I wouldn't use a tool. Personally if you have a large number of web sites using an obsolete programming style odds are there are other dated styles on those sites.... #1 you should look at these web sites to see if they are vulnerable to SQL injection attacks... if not, don't bother to change it. If so, you are going to have to invest some time and manual labor in to updating the code if it's important to you.

 

Which is one of the first values I set when using PDO... If for no other reason than emulated prepares being ridiculously inefficient when doing POEM (prepare once, execute mostly) and is STILL broken on passing more than one value to LIMIT.

Pasting values into the query string is stupid, always has been. Having the connection global in scope is stupid, always has been.
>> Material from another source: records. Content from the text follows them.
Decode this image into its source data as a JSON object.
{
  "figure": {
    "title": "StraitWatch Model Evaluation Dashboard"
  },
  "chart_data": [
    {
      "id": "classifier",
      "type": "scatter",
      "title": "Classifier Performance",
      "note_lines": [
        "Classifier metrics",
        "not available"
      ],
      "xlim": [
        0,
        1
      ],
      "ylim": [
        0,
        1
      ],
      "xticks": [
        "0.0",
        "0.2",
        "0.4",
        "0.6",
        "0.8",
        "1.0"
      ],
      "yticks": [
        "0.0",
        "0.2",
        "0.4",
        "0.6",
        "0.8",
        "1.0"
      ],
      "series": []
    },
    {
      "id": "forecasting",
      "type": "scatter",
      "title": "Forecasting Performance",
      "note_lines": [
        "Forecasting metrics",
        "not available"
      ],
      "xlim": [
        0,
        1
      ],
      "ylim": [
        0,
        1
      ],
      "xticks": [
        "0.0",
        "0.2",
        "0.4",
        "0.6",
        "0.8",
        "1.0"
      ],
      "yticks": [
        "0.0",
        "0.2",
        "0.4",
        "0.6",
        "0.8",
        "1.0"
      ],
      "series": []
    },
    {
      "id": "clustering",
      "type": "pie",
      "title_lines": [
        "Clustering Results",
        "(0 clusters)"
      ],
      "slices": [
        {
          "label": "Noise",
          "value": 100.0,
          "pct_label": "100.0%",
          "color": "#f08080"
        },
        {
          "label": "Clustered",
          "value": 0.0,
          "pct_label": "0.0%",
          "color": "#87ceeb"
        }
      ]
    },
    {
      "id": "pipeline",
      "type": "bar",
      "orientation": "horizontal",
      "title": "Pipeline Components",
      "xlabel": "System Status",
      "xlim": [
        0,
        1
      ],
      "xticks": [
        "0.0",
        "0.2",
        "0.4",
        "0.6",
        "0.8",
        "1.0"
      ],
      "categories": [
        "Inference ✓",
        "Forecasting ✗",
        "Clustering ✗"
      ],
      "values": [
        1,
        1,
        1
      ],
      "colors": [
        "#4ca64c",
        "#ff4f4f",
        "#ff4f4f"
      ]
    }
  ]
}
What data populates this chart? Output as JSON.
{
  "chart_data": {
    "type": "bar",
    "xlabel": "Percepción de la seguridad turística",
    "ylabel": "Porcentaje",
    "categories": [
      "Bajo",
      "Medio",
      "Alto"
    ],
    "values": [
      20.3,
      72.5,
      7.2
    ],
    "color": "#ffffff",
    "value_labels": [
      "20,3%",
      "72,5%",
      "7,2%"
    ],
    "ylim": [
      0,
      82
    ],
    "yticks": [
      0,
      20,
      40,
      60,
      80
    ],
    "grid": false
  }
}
NOT as stupid as say... putting the connection info into undeletable global scope using DEFINE like turdpress does, but it's right up there on the herpafreakingderp scale.

After decades of working in other database scripting languages, seeing PHP dev's slap values into query strings left me wanting to pimp-slap whoever thought that was a good idea... much like seeing people wasting extra variables on NOTHING does. Hell even Clipper or dBase when you say the variable name you're saying THE VARIABLE NAME, not appending the value in the variable to the string!

I still think that's a functionality PHP is missing, being smart enough to have a query model where if there's a $ in the query string, it treats the label that follows as a automatic bindparam to that variable WITHOUT just blindly copying the value from that var.